Mr. Schue insists that Jesse's merely a consultant and promises that he himself will be making the final call on all aspects of the group's impending Nationals performance, because that's such a comfort to us all given the impeccable judgment Mr. Schue's always shown in the past. Mr. Schue also tells the kids, "We should continue with our successful trend of doing original songs for the competition," and do I need to point out that once is not a trend? Good, because that's not really the point of all this. The point of all this is that Mr. Schue is also of the opinion that they should perform one group number and one duet. Finn immediately and loudly claims the duet should be his and Rachel's, boasting, "We killed at last year's Regionals with 'Faithfully'!" "Yeah," Quinn mutters at his side, "you killed us -- we lost." Wow. Is this gonna be an episode where everyone just dumps on Finn for an entire hour? 'Cause I would be totally fine with that.

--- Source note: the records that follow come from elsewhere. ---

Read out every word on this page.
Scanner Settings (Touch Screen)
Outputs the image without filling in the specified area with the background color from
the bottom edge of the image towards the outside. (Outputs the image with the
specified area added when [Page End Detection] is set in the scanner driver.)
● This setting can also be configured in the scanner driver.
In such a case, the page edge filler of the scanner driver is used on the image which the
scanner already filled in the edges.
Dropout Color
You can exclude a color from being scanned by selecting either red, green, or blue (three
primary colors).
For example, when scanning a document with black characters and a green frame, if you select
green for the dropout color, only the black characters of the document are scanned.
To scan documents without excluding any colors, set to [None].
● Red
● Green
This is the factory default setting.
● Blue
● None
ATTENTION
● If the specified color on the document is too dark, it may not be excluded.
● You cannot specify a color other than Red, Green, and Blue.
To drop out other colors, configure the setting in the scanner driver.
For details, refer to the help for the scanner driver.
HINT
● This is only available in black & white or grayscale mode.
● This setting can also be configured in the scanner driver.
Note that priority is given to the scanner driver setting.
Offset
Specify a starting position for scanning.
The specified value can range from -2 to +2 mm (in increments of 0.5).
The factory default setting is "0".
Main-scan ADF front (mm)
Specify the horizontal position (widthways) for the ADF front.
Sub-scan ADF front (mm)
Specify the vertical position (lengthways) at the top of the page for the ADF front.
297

Just saying.
Jesse interrupts at this juncture to note he agrees that Rachel should take one half of the proposed duet. "But Finn," he adds, "I think it's best if you sit this one out." Here it comes. "Fact is," Jesse continues, never letting that bright, upbeat tone I love so much leave his voice, "most of the other guys in here are better singers, and Mike Chang -- who can't even sing -- can at least dance. You kind of sing and dance like a zombie who has to poop." Kurt, Puck, Lauren, Sam, and I dissolve into giggle fits while Frankenteen immediately gets all outraged and such, lurching about in his chair and bellowing, "You see what I'm talking about? This guy's a jerk!" Meanwhile, Mr. Schue -- and God love him for this -- doesn't even bother disputing Jesse's assessment of Finn's so-called gifts, and instead chooses to suggest that Jesse be a little "gentler" with his criticisms. "Gentle?" Jesse eyebrows. "I'm sorry," he states, of course not sorry in the least, "I didn't realize we were training for the 'Good Try!' ribbon at Nationals -- I thought we were in it to win the whole damn thing." Lauren Zizes is intrigued. "And there's only one way we can do that," Jesse suggests. "Poison darts?" dear little Brit-Brit guesses.